When asked why he raises his animals on pasture, Damon Helton of The Farm at Barefoot Bend said, “I worry about what my children eat. And I know other folks do, too.” Helton, formerly an Army Ranger, came to farming by an unconventional path. When his military service was up, he and his wife Jana—neither of whom had any experience farming—decided to buy land.
“I had an empty spot in my life that I realized only farming could fill. I can’t really explain it, but I always knew wanted to be outside and work with my hands.”
When they began investigating agricultural methods, the Heltons were immediately attracted to pasture-based systems. In 2012 they purchased a piece of land along the Saline River and named it “The Farm at Barefoot Bend.”

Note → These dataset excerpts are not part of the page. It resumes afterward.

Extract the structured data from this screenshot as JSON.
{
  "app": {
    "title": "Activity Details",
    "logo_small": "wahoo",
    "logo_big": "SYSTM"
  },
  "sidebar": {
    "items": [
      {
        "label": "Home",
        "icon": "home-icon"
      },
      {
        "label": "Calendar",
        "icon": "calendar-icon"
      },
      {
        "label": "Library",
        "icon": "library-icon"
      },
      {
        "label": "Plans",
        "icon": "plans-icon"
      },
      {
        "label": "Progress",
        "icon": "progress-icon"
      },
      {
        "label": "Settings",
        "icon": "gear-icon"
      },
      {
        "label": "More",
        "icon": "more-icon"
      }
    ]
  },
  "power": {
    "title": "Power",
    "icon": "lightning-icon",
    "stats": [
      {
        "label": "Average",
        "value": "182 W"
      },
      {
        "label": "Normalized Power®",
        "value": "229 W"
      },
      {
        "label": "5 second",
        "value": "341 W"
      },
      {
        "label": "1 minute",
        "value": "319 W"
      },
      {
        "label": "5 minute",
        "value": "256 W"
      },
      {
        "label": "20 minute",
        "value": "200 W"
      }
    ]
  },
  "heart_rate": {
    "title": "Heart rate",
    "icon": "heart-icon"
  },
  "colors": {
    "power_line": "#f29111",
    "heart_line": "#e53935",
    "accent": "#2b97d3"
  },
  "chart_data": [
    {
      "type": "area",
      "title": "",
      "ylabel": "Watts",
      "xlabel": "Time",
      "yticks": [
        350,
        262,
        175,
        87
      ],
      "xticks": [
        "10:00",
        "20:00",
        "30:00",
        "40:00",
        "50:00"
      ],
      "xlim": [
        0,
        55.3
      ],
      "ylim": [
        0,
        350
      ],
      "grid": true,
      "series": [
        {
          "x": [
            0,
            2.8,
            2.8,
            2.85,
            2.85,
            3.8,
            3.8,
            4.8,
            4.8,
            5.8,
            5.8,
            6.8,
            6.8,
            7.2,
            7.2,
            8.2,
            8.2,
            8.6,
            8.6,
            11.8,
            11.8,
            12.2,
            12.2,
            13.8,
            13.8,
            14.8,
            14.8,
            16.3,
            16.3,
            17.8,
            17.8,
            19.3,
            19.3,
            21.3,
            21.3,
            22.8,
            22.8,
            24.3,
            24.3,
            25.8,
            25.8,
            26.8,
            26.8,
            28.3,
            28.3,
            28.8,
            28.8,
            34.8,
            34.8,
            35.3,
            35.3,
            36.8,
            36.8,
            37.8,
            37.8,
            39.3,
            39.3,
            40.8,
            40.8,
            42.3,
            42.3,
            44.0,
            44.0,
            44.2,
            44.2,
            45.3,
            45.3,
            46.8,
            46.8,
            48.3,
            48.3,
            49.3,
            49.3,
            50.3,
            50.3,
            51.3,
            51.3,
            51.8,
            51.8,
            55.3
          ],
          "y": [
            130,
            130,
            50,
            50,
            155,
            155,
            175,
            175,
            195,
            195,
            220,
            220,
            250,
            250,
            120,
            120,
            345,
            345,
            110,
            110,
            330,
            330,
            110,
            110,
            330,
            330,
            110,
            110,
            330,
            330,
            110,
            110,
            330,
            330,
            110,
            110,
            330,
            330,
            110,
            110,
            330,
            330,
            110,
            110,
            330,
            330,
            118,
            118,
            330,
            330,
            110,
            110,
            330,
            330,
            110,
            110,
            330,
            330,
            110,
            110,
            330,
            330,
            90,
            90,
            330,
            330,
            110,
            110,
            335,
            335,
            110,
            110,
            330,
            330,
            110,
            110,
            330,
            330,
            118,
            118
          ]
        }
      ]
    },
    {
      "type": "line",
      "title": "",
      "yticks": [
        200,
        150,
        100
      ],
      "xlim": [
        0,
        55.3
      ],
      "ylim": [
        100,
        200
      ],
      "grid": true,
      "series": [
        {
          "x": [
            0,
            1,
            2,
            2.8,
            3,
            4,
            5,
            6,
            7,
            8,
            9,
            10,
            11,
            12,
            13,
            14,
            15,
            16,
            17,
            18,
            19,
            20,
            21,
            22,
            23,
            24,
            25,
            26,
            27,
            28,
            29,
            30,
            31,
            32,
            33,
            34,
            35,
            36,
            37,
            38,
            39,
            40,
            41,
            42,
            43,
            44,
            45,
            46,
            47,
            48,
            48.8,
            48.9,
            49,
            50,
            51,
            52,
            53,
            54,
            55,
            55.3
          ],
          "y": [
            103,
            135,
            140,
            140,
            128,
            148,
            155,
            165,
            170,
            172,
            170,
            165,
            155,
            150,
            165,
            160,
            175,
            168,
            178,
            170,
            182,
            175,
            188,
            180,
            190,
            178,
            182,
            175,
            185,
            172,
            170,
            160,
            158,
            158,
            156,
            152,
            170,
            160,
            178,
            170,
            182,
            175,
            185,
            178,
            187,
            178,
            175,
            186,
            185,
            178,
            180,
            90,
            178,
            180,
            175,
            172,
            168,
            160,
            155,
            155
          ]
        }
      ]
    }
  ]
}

“When we started talking about farming, we knew that sustainable agriculture was absolutely the way to go.”
The Heltons spent the first couple of years in Lonsdale tending to the land and doing their research. While staying in hotel in Louisiana on business, Damon was channel surfing and landed on a documentary about Joel Salatin, a farmer famous for being a vocal advocate for rotational grazing and pasture-based livestock systems. “I called Jana and said, ‘Turn on your television. This guy is talking about exactly what we want to do.'”
In 2014, Damon and Jana applied to be apprentice farmers for Grass Roots. And in March of 2015, the Heltons got their first chicks. Just a few months later, they introduced cattle into their pasture rotation.
Now a full member of the co-op, The Farm at Barefoot Bend has added hogs to the wooded parts of their land. And this year Jana was voted onto the Grass Roots board.
In addition to all their animals, Damon and Jana also care for four children and run The Olde Crow General Store—which provides local, all-natural foods and goods to an area that might not otherwise have access to them, including Grass Roots meats. Damon is also an active member and advocate for Homegrown by Heroes, a project of the Farmer Veteran Coalition.
“Feeding your family feels good. Feeding your community feels good. So, I feel great at the end of every day.”